There are lots of reasons why I don’t like the idea of “cooking as contest”. But the bottom line is I believe that cooking for a medal or prize money is contrary to what professional cooking is fundamentally about.
In my view, the baseline purpose of all professional cooking is to provide nutrition to others in an aesthetically pleasing form. If high income is generated along the way, or one becomes famous for the rare aesthetic value of her work, all the better, but entertainment (which is the primary purpose of all of these shows that pit chefs against each other) should never be thought of as anything more than an unintended coincidence.

Of course, the environment within a kitchen can be competitive, and it can be healthy for cooks to compete with one another to see who can do the best work in the least amount of time. But I think it is not only silly to turn a process whose fundamental purpose is to keep others alive and edified in art into the culinary equivalent of a boxing match, it also degrades the profession.

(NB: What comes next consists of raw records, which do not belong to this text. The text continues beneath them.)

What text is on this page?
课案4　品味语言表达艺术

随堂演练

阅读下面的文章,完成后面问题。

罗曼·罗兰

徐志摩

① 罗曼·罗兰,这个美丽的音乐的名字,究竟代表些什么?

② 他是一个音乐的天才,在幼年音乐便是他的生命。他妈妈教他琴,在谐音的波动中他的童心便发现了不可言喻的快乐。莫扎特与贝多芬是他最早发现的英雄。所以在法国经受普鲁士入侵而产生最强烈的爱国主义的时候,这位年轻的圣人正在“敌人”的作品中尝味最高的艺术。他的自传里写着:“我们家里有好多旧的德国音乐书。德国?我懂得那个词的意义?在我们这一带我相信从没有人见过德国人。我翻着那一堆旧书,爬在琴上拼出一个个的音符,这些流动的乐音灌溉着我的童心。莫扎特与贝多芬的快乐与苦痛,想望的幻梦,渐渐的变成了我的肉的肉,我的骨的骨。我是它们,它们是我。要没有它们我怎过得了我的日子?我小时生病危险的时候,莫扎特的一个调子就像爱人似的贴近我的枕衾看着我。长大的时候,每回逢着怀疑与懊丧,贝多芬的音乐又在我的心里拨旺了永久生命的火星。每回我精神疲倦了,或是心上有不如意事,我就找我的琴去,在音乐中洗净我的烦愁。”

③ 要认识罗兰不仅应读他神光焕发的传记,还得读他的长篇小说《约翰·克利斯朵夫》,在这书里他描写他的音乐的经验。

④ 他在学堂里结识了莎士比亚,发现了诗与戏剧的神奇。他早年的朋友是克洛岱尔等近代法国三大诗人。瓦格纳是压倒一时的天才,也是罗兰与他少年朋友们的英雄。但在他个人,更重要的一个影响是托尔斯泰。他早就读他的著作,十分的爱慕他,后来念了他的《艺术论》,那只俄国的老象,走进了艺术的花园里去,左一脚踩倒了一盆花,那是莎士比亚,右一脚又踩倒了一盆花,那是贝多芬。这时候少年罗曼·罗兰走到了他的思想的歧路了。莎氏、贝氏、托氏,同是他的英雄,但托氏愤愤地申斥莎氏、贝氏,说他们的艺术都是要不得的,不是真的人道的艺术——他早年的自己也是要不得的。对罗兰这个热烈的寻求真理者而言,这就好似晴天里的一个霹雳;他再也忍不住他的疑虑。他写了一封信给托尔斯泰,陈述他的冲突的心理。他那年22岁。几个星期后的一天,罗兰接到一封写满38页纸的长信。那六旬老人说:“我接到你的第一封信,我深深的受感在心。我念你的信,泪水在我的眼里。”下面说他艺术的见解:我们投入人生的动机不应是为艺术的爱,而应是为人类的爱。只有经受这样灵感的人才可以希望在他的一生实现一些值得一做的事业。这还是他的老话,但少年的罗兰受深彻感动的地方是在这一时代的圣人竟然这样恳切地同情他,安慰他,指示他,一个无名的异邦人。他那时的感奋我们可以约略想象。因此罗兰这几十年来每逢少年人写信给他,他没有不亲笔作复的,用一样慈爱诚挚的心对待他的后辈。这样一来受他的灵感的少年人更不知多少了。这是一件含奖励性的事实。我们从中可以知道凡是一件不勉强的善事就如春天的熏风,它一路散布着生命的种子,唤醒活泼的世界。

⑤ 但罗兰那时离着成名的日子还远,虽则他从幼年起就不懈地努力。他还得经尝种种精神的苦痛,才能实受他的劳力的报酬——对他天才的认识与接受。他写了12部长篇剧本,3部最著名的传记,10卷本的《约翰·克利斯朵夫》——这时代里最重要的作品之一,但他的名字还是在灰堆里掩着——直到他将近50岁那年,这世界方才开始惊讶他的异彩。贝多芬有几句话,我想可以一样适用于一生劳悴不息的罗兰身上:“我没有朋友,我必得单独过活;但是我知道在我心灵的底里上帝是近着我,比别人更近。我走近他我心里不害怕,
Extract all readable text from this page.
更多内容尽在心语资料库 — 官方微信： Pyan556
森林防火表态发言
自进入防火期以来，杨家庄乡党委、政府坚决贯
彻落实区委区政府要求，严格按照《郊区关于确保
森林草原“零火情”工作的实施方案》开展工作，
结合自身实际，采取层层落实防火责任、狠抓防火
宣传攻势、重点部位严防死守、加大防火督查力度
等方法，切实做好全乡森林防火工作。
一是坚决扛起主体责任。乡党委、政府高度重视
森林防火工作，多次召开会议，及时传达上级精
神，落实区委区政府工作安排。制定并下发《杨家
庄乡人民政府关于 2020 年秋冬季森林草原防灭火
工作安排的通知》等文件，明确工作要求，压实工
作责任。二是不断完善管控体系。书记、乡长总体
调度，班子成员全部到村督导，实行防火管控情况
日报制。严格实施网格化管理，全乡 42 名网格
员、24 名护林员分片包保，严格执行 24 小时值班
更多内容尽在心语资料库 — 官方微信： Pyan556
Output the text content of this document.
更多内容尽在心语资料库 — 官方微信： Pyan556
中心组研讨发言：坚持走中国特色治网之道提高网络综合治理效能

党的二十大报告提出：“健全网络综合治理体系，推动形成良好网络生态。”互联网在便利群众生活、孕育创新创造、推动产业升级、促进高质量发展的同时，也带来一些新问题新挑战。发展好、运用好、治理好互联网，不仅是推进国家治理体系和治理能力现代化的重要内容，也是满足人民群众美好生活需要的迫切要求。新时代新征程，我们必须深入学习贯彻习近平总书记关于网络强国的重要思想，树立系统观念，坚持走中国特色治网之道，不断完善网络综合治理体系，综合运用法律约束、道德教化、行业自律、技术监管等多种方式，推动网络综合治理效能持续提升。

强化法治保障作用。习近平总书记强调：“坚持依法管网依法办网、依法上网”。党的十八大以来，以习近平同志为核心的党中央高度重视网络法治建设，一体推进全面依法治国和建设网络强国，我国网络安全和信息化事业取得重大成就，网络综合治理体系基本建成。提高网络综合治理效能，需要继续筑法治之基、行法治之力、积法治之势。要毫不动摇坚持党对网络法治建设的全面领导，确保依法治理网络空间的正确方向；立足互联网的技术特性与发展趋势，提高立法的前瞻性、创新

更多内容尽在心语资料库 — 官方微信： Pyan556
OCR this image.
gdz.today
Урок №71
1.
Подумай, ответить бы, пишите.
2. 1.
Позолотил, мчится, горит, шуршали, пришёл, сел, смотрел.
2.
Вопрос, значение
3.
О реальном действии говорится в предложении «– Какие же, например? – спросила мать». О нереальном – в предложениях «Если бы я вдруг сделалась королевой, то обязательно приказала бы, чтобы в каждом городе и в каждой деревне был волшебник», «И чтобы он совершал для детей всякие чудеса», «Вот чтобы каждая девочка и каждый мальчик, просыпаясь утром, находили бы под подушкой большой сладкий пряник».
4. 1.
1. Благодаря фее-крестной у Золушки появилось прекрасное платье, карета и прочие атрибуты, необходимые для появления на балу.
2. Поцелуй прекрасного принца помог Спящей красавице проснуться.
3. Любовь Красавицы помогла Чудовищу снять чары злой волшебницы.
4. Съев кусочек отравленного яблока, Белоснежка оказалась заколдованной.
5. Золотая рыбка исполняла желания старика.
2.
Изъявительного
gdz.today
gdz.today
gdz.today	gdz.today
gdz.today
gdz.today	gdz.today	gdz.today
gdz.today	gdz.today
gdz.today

Surgeons and dentists are charged with a job that is similar to that of professional cooks and understand that their fundamental job is to attend to the health of their patients in manner that assures their survival and sense of “well being.” Yet there is no reality TV show where teams of heart surgeons compete against a clock to replace heart valves or a contest where dentists perform root canals while being judged on the aesthetic value of their work.
I’m sure there are many reasons why there is nothing on TV called “Iron Thoracic Surgeon” or “Hell’s Dental Chair,” and one of them has to be that most doctors understand that participating in such things is undignified and would lower the public’s opinion of their profession. So why are there so many chefs willing to risk appearing as if the most important thing in the world was winning a game?